The issue may require a hearing, People v. Washington, 82 AD3d 1675 (4th Dept 2011).
Typically, the introduction of inadmissible evidence will result in dismissal under this standard only where the other evidence is insufficient to sustain the indictment. Similarly, isolated incidents of misconduct are insufficient, People v. Thompson, 22 NY3d 687 (2014). Even perjurious grand jury testimony, if the prosecutor was unaware, is insufficient to constitute impairment, so long as other testimony supporting the charge was presented, see People v. Salvodon, 127 AD3d 1239 (2d Dept 2015).
In Huston, where the prosecutor’s misconduct was intentional, usurped the grand jury’s function, and biased the proceedings against the defendant, the Court of Appeals found that the grand jury’s integrity was impaired, and dismissed the indictment.
The failure to properly charge the grand jury on an asserted defense may constitute impairment, People v. Calkins, 85 AD3d 1676 (4th Dept 2011). But where the evidence will not reasonably support the defense, it need not be charged, People v. Agona, 119 AD3d 1406 (4th Dept 2014).

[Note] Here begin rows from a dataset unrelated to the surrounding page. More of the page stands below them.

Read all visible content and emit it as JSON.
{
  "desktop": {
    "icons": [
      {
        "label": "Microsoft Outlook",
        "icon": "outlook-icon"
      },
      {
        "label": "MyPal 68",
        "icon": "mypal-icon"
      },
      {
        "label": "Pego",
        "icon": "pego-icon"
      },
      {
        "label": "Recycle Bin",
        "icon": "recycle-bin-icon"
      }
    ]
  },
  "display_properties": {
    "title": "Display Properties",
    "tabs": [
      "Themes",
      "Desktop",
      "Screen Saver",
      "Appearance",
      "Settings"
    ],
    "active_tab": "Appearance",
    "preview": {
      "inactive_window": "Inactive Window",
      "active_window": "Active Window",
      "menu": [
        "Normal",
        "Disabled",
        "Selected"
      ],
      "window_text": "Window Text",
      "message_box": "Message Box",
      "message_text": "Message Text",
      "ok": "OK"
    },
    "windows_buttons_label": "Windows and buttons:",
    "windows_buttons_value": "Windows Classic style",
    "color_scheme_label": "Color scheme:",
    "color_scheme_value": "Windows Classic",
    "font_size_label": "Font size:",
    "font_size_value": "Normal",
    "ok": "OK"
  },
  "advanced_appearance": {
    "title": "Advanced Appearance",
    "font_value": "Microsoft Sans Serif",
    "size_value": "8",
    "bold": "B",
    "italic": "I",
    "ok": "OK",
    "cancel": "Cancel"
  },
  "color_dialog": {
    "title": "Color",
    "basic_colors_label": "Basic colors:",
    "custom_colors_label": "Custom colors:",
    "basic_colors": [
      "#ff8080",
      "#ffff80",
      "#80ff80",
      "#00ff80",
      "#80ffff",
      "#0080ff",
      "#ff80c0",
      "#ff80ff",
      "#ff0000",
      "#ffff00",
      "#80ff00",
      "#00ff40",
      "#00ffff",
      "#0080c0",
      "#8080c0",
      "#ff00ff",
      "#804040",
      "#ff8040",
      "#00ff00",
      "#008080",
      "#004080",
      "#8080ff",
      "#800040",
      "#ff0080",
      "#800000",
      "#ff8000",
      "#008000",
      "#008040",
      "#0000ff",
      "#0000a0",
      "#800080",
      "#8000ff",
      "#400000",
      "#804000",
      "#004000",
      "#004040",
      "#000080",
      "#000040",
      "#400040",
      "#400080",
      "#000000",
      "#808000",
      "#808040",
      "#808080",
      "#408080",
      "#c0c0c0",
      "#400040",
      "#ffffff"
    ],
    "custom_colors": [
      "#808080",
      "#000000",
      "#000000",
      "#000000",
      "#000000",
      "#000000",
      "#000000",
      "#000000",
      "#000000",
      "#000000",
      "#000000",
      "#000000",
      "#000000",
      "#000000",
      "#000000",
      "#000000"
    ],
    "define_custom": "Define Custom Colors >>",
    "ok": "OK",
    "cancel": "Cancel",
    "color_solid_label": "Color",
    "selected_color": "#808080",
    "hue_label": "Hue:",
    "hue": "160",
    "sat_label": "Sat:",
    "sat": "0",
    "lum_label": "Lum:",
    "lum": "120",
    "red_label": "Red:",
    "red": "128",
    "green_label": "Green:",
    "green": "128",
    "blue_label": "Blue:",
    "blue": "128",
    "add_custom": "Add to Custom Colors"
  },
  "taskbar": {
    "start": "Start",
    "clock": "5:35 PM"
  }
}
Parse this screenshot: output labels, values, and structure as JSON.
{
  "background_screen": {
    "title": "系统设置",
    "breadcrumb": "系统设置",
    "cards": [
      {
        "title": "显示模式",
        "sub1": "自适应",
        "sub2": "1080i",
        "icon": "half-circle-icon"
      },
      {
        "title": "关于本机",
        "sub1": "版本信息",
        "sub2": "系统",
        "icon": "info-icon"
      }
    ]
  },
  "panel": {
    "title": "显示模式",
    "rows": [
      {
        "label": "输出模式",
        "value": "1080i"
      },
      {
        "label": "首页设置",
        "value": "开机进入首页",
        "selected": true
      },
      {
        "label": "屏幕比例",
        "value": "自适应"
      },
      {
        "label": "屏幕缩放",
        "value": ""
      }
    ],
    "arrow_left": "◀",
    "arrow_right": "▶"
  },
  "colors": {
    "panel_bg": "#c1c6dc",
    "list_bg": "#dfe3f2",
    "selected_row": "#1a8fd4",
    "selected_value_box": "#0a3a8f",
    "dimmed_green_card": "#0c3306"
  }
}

Where a grand juror, who was related to some of the victims, was not permitted to testify in those counts involving her relatives, but participated on other counts, impairment was found, People v. Connolly, 63 AD3d 1703 (4th Dept 2009).
The introduction of clearly inadmissible evidence (phone conversations that were recorded without either party’s permission) was held to impair the grand jury’s integrity, People v. Heffner, 187 Misc 2d 617 (County Court 2001).
Other grand jury motions
Among the other motions relating to a grand jury, CPL 210.35, is one that requests inspection of grand jury minutes and challenges the sufficiency of the evidence presented, CPL 210.30. Such a motion, also brought before trial, is not one that survives after conviction at trial, where the evidence was legally sufficient, CPL 210.30(6); People v. Highsmith, 124 AD3d 1363 (4th Dept 2015).
Raised after conviction or guilty plea
In contrast, an “impairment” motion is one that survives a trial and may be raised on appeal after conviction at trial, People v. Huston; People v. Calkins. The issue of impairment may also be raised after guilty plea, People v. Washington.
Where the trial court grants the defense motion, the prosecution may challenge the ruling on appeal, CPL 450.20(1).